New drive-thru coffee shop is open in Fort Recovery
Espresso pours into two cups at Fort Recovery’s Grounded Cafe, which serves seasonal specialty beverages. This month, its Valentine’s Day themed drinks are the Cupid’s Mocha, Lavender Love and Honey Bee Latte. (The Commercial Review/Bailey Cline)
It’s all about staying grounded in your community.
That’s what inspired the name of Fort Recovery’s new drive-thru coffee shop.
Becca Wood, 23, opened Grounded Cafe at 118 N. Wayne St. in December. Fort Recovery Chamber of Commerce celebrated with a ribbon cutting last month.
“I named it ‘Grounded’ because I just want to reflect that we’re grounded in our faith, in our family, and our community,” said Wood, noting the name is also a play on words with coffee grounds.
About two and a half years back, the 2019 Fort Recovery High School graduate decided she wanted to open a coffee shop. Her family helped get her dreams off the ground.
“We just decided that every town needs their own coffee shop and place of gathering,” she said.
Grounded Cafe offers a variety of coffee products, such as cold brew and seasonal specialty lattes. This month’s specials include Cupid’s Mocha, a vanilla, cherry and chocolate espresso with milk and a cherry cold foam, Lavender Love, a vanilla, white chocolate and lavender espresso with milk, and Honey Bee Latte, a honey and cinnamon espresso with milk.
The cafe serves tea options too. They include english breakfast, earl grey, peppermint or lemon ginger, as well as chai and matcha. They’ve also got “bubble drinks,” as Becca Wood calls them, which are similar to boba beverages with tapioca or jelly pearls.
Pastries are available daily. Judy Wood, Becca’s mother, bakes the scones, offering different flavors, such as maple pecan, apple cinnamon, blueberry lemon or banana walnut, depending on the day. The shop also started offering breakfast sandwiches on english muffins and plans are in the works to serve ‘grab and go’ lunch options — wraps, salads or soups — in the near future.

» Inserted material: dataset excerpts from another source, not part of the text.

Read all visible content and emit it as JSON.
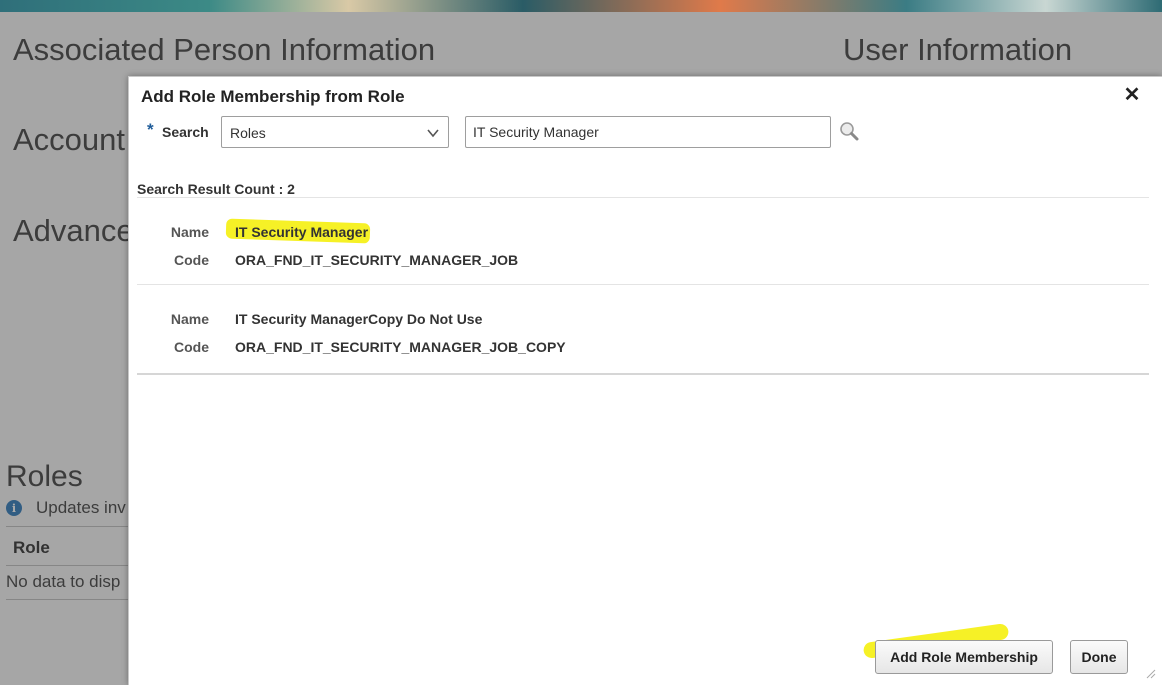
{
  "background": {
    "headings": {
      "associated_person": "Associated Person Information",
      "user_information": "User Information",
      "account": "Account",
      "advanced": "Advance"
    },
    "roles": {
      "title": "Roles",
      "info_text": "Updates inv",
      "column_header": "Role",
      "empty_text": "No data to disp"
    }
  },
  "dialog": {
    "title": "Add Role Membership from Role",
    "close_icon": "close-icon",
    "search": {
      "required_marker": "*",
      "label": "Search",
      "type_value": "Roles",
      "query_value": "IT Security Manager",
      "search_icon": "magnifier-icon"
    },
    "result_count_label": "Search Result Count : 2",
    "results": [
      {
        "name_label": "Name",
        "name": "IT Security Manager",
        "code_label": "Code",
        "code": "ORA_FND_IT_SECURITY_MANAGER_JOB"
      },
      {
        "name_label": "Name",
        "name": "IT Security ManagerCopy Do Not Use",
        "code_label": "Code",
        "code": "ORA_FND_IT_SECURITY_MANAGER_JOB_COPY"
      }
    ],
    "buttons": {
      "add_role_membership": "Add Role Membership",
      "done": "Done"
    }
  },
  "colors": {
    "highlight": "#f5ef00",
    "required_marker": "#1f5c99",
    "info_icon": "#1f6fb4"
  }
}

Grounded Cafe recently opened in Fort Recovery. The drive-thru coffee shop owned by Becca Wood, pictured above pouring steamed milk into a latte, offers different beverages and pastries each morning. (The Commercial Review/Bailey Cline)
Grounded Cafe started as a pop-up shop, serving beverages out of a trailer for a little more than a year. Wood purchased the building along the brick section of Wayne Street in June. Beginning during the Fort Recovery Jubilee last year, she and her family removed and painted walls, added kitchen equipment and re-decorated.
While in the midst of outfitting the cafe in July, Wood’s father, Jim, died.
“We worked and cried and worked and cried,” recalled her mom.
Wood’s uncle, Tom Wood, and her siblings helped her finish work at the cafe, which she remodeled to feel as if visitors were taking a trip outside of Mercer County all while in her Fort Recovery shop. The theme draws from feminine speakeasy and victorian aspects, sticking mainly to pink, brown and white colors, also present in the checkered flooring.
The northern wall is decorated with floral wallpaper and soft pink paint with mirrors complemented by spherical lamps hanging from the brown ceiling. On the south wall, there’s a collection of paintings and ornate candelabras.
Prior to opening the cafe, Wood briefly attended Ball State University. She also spent time living in Columbus, Ohio.
“I always thought that I wanted to leave Fort Recovery and go to the city because they always have the cool restaurants, cool things,” she said. “(When) I actually got there, I’m like, ‘Oh, this isn’t want I thought it would be. I want to go back home.’ So I’m like, ‘I’ll just bring that with me.’”
So far, Wood and her mom have enjoyed serving coffee. They’ve got five other employees helping out at the drive-thru cafe — pull up to the window in the alley along the south side of the building — which is open from 6 a.m. to 2:30 p.m. Tuesdays through Fridays and 8 a.m. to 1 p.m. Saturdays.
“It’s nice to see the people walk by,” said Judy Wood. “In the early hours, when it’s dark, and they just — they’re first getting up, there’s still kind of sand in their eyes, and they walk in, and they smell that coffee …”
“We’re the first people that they see, like they have to have an actual interaction with (of a morning),” added Becca Wood. “So we always try to make it a positive one.”